I remained quiet, hoping she wouldn’t pressure me, but no such luck. “I prefer not to say,” I said eventually. By then a whole group of classmates were clustered around my desk. It was probably the most embarrassing moment of my life.
“What happened to the rule we instituted in this class that nobody hides their grades?” Tziporah reminded me. “Come on. What’s the big deal? So, you got a 99 instead of 100?” Before I could respond, the paper had been snatched out of my hands and was being passed around, my low mark visible to all my classmates. You know the saying, “I wish the ground could have opened up and swallowed me”? It might be cliché, but it perfectly described the awful sensation I felt at that moment.
“So that’s why you didn’t want to say,” Tziporah teased. “Don’t worry! Everyone’s brains are allowed to go on vacation occasionally. Even someone as smart as you.” I tried to laugh along with everyone else, even though there was nothing funny about the situation. I felt like crying but knew it was wiser to save that for the privacy of my bedroom.
Through the haze of my embarrassment I suddenly remembered Gila’s complaint and how vociferous I had been in protesting her. So, this is how the girls who struggle feel when they were forced to announce their grades.
Suddenly I heard Gila speak up and she didn’t sound amused. “It’s okay if someone’s brains go on vacation once in a while but it’s never okay for anybody’s middos to go on vacation. Nechama didn’t want to share her mark and nobody had the right to coerce her into it. And it was definitely wrong to take the paper away from her and pass it around.” She looked intently at Tziporah and everyone else standing there. “Just imagine for a second how you would want people to act toward you if you were in Nechama’s shoes.”
Good old Gila. I could have hugged her right there and then.

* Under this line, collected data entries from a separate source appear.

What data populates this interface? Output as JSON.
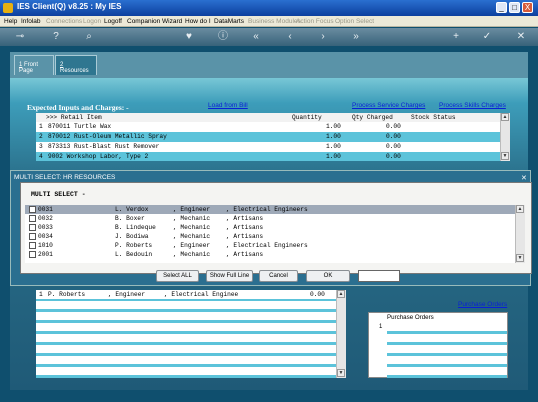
{
  "window": {
    "title": "IES Client(Q) v8.25 : My IES",
    "controls": [
      "_",
      "□",
      "X"
    ]
  },
  "menu": [
    {
      "label": "Help",
      "disabled": false
    },
    {
      "label": "Infolab",
      "disabled": false
    },
    {
      "label": "Connections",
      "disabled": true
    },
    {
      "label": "Logon",
      "disabled": true
    },
    {
      "label": "Logoff",
      "disabled": false
    },
    {
      "label": "Companion",
      "disabled": false
    },
    {
      "label": "Wizard",
      "disabled": false
    },
    {
      "label": "How do I",
      "disabled": false
    },
    {
      "label": "DataMarts",
      "disabled": false
    },
    {
      "label": "Business Modules",
      "disabled": true
    },
    {
      "label": "Action Focus",
      "disabled": true
    },
    {
      "label": "Option Select",
      "disabled": true
    }
  ],
  "toolbar_icons": [
    "key-icon",
    "help-icon",
    "search-icon",
    "heart-icon",
    "info-icon",
    "first-icon",
    "prev-icon",
    "next-icon",
    "last-icon",
    "add-icon",
    "accept-icon",
    "cancel-icon"
  ],
  "tabs": [
    {
      "num": "1",
      "label": " Front Page"
    },
    {
      "num": "2",
      "label": " Resources"
    }
  ],
  "upper": {
    "title": "Expected Inputs and Charges: -",
    "load_link": "Load from Bill",
    "service_link": "Process Service Charges",
    "skills_link": "Process Skills Charges",
    "columns": [
      ">>> Retail Item",
      "Quantity",
      "Qty Charged",
      "Stock Status"
    ],
    "rows": [
      {
        "n": "1",
        "item": "870011 Turtle Wax",
        "qty": "1.00",
        "charged": "0.00"
      },
      {
        "n": "2",
        "item": "870012 Rust-Oleum Metallic Spray",
        "qty": "1.00",
        "charged": "0.00"
      },
      {
        "n": "3",
        "item": "873313 Rust-Blast Rust Remover",
        "qty": "1.00",
        "charged": "0.00"
      },
      {
        "n": "4",
        "item": "9002 Workshop Labor, Type 2",
        "qty": "1.00",
        "charged": "0.00"
      }
    ]
  },
  "dialog": {
    "title": "MULTI SELECT: HR RESOURCES",
    "heading": "MULTI SELECT -",
    "rows": [
      {
        "code": "0031",
        "name": "L. Verdox",
        "role": ", Engineer",
        "group": ", Electrical Engineers"
      },
      {
        "code": "0032",
        "name": "B. Boxer",
        "role": ", Mechanic",
        "group": ", Artisans"
      },
      {
        "code": "0033",
        "name": "B. Lindeque",
        "role": ", Mechanic",
        "group": ", Artisans"
      },
      {
        "code": "0034",
        "name": "J. Bodiwa",
        "role": ", Mechanic",
        "group": ", Artisans"
      },
      {
        "code": "1010",
        "name": "P. Roberts",
        "role": ", Engineer",
        "group": ", Electrical Engineers"
      },
      {
        "code": "2001",
        "name": "L. Bedouin",
        "role": ", Mechanic",
        "group": ", Artisans"
      }
    ],
    "buttons": {
      "select_all": "Select ALL",
      "show_full": "Show Full Line",
      "cancel": "Cancel",
      "ok": "OK"
    },
    "input_value": ""
  },
  "lower": {
    "row": {
      "n": "1",
      "name": "P. Roberts",
      "role": ", Engineer",
      "group": ", Electrical Enginee",
      "value": "0.00"
    },
    "purchase_link": "Purchase Orders",
    "po_header": "Purchase Orders",
    "po_row": "1"
  }
}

Trust her to come to my rescue. I waited with bated breath to hear how our classmates would react to her words. They weren’t a mean bunch of girls but still may not be willing to take Gila’s mussar. Luckily for me, they did. Tziporah was the first to apologize and everyone followed suit. By the time I left the classroom I felt marginally better.
“Thanks for speaking up for me,” I said to Gila when it was just the two of us. “Now I know how you feel,” we said simultaneously and then laughed. It was already becoming a bad habit of ours.

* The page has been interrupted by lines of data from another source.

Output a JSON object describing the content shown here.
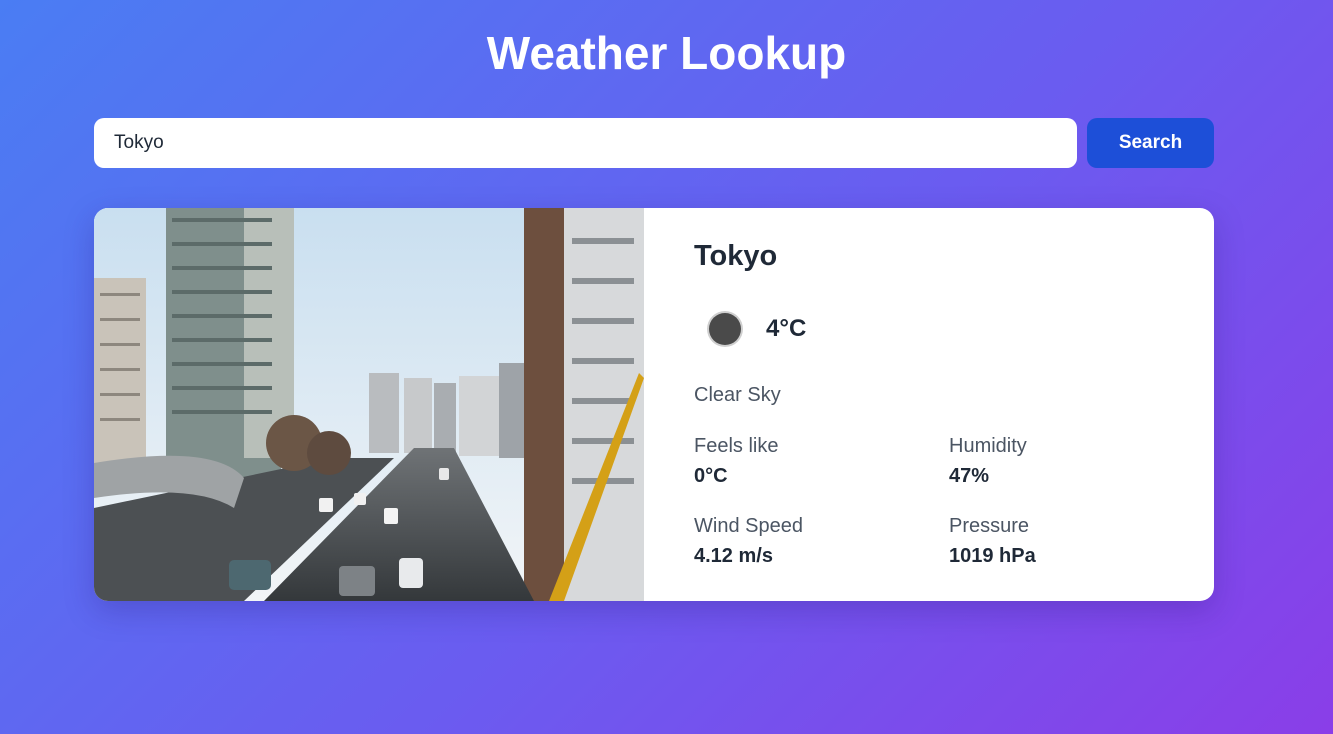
{
  "page": {
    "title": "Weather Lookup"
  },
  "search": {
    "value": "Tokyo",
    "button_label": "Search"
  },
  "weather": {
    "city": "Tokyo",
    "icon": "weather-condition-icon",
    "temperature": "4°C",
    "description": "Clear Sky",
    "stats": {
      "feels_like": {
        "label": "Feels like",
        "value": "0°C"
      },
      "humidity": {
        "label": "Humidity",
        "value": "47%"
      },
      "wind_speed": {
        "label": "Wind Speed",
        "value": "4.12 m/s"
      },
      "pressure": {
        "label": "Pressure",
        "value": "1019 hPa"
      }
    }
  },
  "colors": {
    "background_start": "#4a7df3",
    "background_end": "#8a3ee8",
    "button": "#1d4fd8",
    "card": "#ffffff"
  }
}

“Me first,” Gila insisted. “I finally understand your side of the argument: how it feels to want to share your good grade with everybody.”
“And I definitely understand your point of view,” I added. I was thoughtful as we walked down the street in silence. “I want you to know one more thing,” I said to Gila as we turned the corner. “You may not get top marks on exams, but when it comes to being a loyal friend, you are definitely tops.”